Gavel
Photo via Wikimedia Commons

A former manager of the U.S. Navy Military Sealift Command Warehouse in San Diego has been sentenced to two years in federal custody for stealing more than $2.5 million in goods from his workplace and reselling the items to various buyers.

Herbert Gutierrez, 54, a 20-year veteran of the Navy, pleaded guilty last year to federal theft of government property for stealing items from the warehouse between July 2018 and April 2019, according to the U.S. Attorney’s Office.

Prosecutors said Gutierrez began committing the thefts a few months after he started working at the warehouse.

He would advertise items from the warehouse on sales websites like eBay, then allow others into the Military Sealift Command warehouse yard — both during and after work hours — to load the property onto trucks.
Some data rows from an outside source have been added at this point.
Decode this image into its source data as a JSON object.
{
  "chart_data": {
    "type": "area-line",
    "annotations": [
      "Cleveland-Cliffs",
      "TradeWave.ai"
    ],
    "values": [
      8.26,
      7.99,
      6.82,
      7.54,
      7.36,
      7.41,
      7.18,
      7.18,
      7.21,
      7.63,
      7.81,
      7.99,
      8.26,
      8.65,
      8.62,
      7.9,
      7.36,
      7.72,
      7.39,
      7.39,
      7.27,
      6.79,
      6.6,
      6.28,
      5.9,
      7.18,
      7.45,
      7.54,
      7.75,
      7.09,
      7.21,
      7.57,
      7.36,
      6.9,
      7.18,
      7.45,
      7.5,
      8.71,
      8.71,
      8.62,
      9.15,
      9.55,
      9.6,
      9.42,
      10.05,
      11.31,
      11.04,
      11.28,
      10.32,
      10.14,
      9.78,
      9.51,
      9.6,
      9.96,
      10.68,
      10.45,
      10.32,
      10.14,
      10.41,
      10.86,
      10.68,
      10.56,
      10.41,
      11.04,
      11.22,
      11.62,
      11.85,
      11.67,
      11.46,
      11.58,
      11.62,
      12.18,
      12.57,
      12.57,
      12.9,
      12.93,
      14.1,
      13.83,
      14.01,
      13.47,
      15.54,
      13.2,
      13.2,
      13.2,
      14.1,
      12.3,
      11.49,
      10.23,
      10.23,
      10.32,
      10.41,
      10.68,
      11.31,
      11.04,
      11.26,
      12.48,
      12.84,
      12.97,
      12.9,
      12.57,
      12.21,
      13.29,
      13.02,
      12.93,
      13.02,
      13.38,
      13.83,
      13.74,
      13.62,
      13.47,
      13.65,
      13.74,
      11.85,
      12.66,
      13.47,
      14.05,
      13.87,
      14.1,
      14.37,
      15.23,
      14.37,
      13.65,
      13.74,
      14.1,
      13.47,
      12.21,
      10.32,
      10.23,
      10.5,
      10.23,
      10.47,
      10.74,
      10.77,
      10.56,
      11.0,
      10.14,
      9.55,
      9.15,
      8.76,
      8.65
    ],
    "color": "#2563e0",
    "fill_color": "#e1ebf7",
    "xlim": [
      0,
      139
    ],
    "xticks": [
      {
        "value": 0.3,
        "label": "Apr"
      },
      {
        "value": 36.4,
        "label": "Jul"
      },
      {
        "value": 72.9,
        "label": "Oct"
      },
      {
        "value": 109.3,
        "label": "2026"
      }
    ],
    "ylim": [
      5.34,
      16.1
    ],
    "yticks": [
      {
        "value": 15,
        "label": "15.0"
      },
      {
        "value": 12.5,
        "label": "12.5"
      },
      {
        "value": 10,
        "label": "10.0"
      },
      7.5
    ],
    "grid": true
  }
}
The stolen property included more than $1 million in copper nickel tubing and “numerous Caterpillar parts” of unknown value, according to prosecutors, who said he also created false paperwork to hide the thefts.

Gutierrez also allowed two men, who he did not know were working undercover, into the warehouse in April 2019. The defendant loaded the undercover agents’ vehicle with stolen property and was paid “thousands of dollars in cash” for the items, according to the U.S. Attorney’s Office.

On Monday, he was sentenced to 24 months in prison, and was ordered to pay $2,536,293.63 — the total aggregate value of the stolen items — in restitution to the Navy.

“This defendant was running a massive and brazen scheme that fleeced the Navy of millions of dollars,” U.S. Attorney Robert Brewer said. “This conduct was outrageous and illegal, and he is now appropriately going to prison for it.”